Een bad Indische wijsheid

In deze rubriek neemt Eric Bracke onderweg de tijd om een hapje te eten. Vandaag, de tiende en laatste aflevering, in het Indiase badhuis.

Je kunt hier ook iets eten. Aan de overkant van de binnenplaats is een Indisch restaurant”, zegt hij terwijl hij vruchtensap uitschenkt. “Maar zo mogen we wellicht niet binnen.” ‘Zo’ is met alleen een badjas om. “Lach niet,” zegt hij, “ik ben ooit in een sauna geweest waar je in badjas het restaurant binnenstapt. Echt appetijtelijk is het niet om al die vlezige, roze mensen met mes en vork aan de slag te zien.”

We liggen neergevlijd op de rustbedden van het badhuis Raj in het Gentse Patershol. Er klinkt exotische muziek op de achtergrond en er branden kaarsen. Centraal in de ruimte, die gedecoreerd is met Indiase siervoorwerpen, staat een lage, ronde tafel met karaffen, pinda’s, bananenchips en vijgen. Het geheel beantwoordt aan de populaire voorstelling van een harem, alleen is er op dit moment maar één vrouw aanwezig. Af en toe dringen geluiden van buiten door, terwijl onze lome blik onbewust het dakgebinte aftast.
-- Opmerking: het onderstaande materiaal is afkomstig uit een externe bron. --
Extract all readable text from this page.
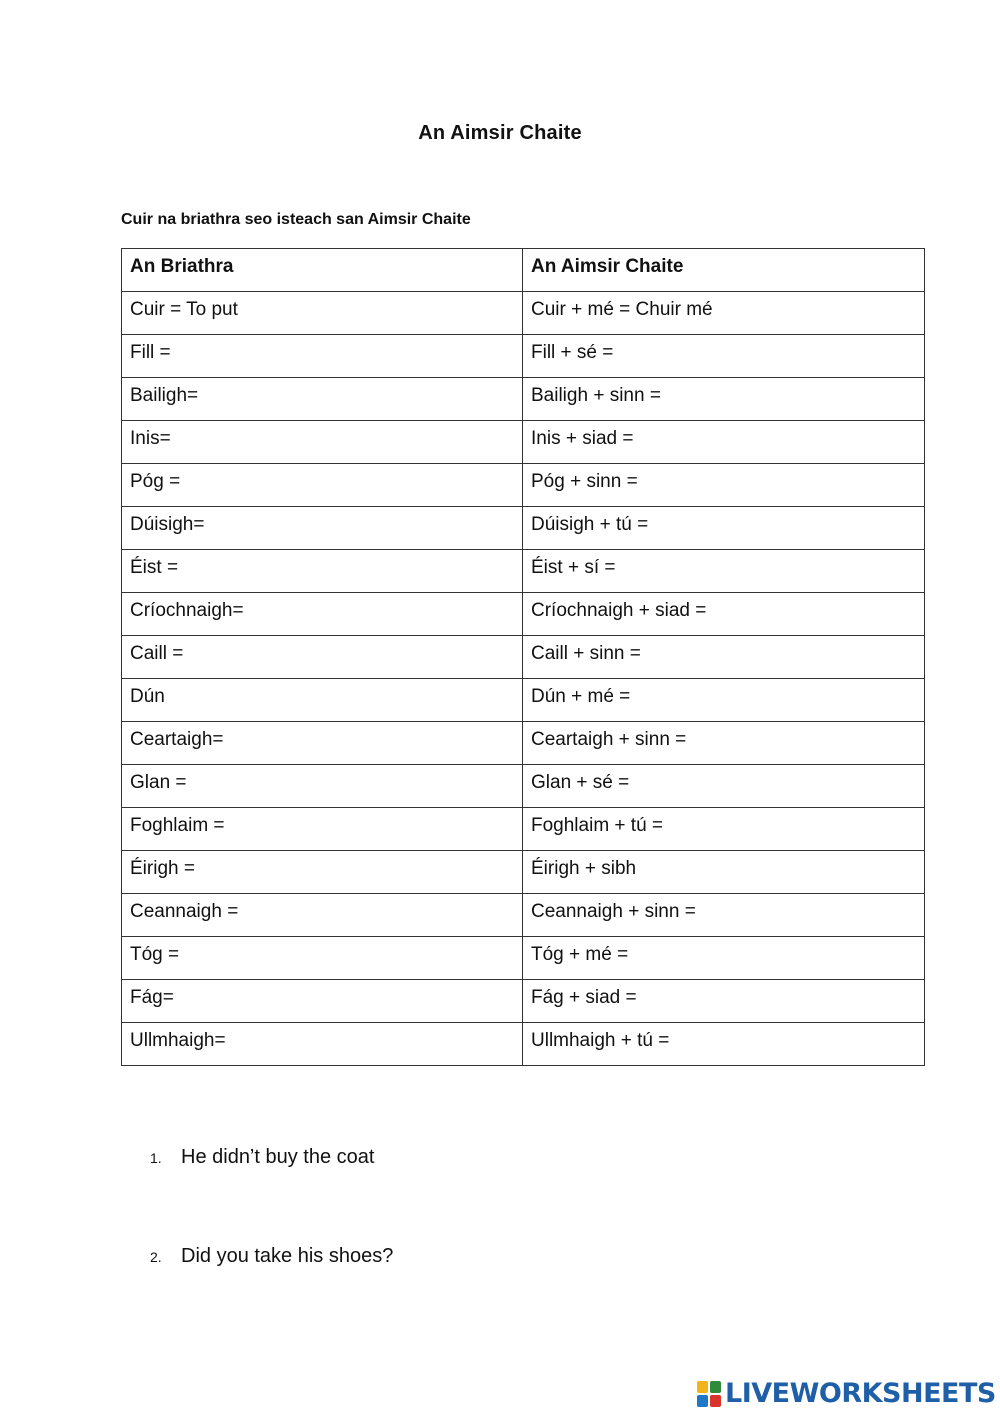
An Aimsir Chaite
Cuir na briathra seo isteach san Aimsir Chaite
An Briathra	An Aimsir Chaite
Cuir = To put	Cuir + mé = Chuir mé
Fill =	Fill + sé =
Bailigh=	Bailigh + sinn =
Inis=	Inis + siad =
Póg =	Póg + sinn =
Dúisigh=	Dúisigh + tú =
Éist =	Éist + sí =
Críochnaigh=	Críochnaigh + siad =
Caill =	Caill + sinn =
Dún	Dún + mé =
Ceartaigh=	Ceartaigh + sinn =
Glan =	Glan + sé =
Foghlaim =	Foghlaim + tú =
Éirigh =	Éirigh + sibh
Ceannaigh =	Ceannaigh + sinn =
Tóg =	Tóg + mé =
Fág=	Fág + siad =
Ullmhaigh=	Ullmhaigh + tú =
1. He didn’t buy the coat
2. Did you take his shoes?
LIVEWORKSHEETS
De droge sauna en het stoombad hebben we al achter de rug. Er zijn beneden ook nog een zogenaamde biosauna, een warm voetbadje en een koud dompelbad. Rondom is rode zandsteen uit de Indiase deelstaat Rajasthan gebruikt, en de deuren van de sauna’s zitten in achttiende-eeuwse stenen omlijstingen. De douches bevinden zich achter de ranke pilaren van een hoog balkon uit Jodhpur, de blauwe stad in Rajasthan. Het vormt samen een intiem, geïntegreerd geheel zodat je je, aldus de website, op de binnenplaats van een Indisch paleis waant.

Een luxueus complex is niet de juiste omschrijving voor dit badhuis, maar het is een omgeving waar een blote mens zich op zijn gemak voelt. Geen gedoe, in de sauna zit je naakt op een handdoek zodat het zweet ongehinderd kan stromen. Liefhebbers kunnen daarna een ayurvedische massage met warme medicinale oliën ondergaan, maar daarvoor moet je reserveren. Aan de hand van een polsdiagnose bepalen de masseurs dan ook uw constitutietype.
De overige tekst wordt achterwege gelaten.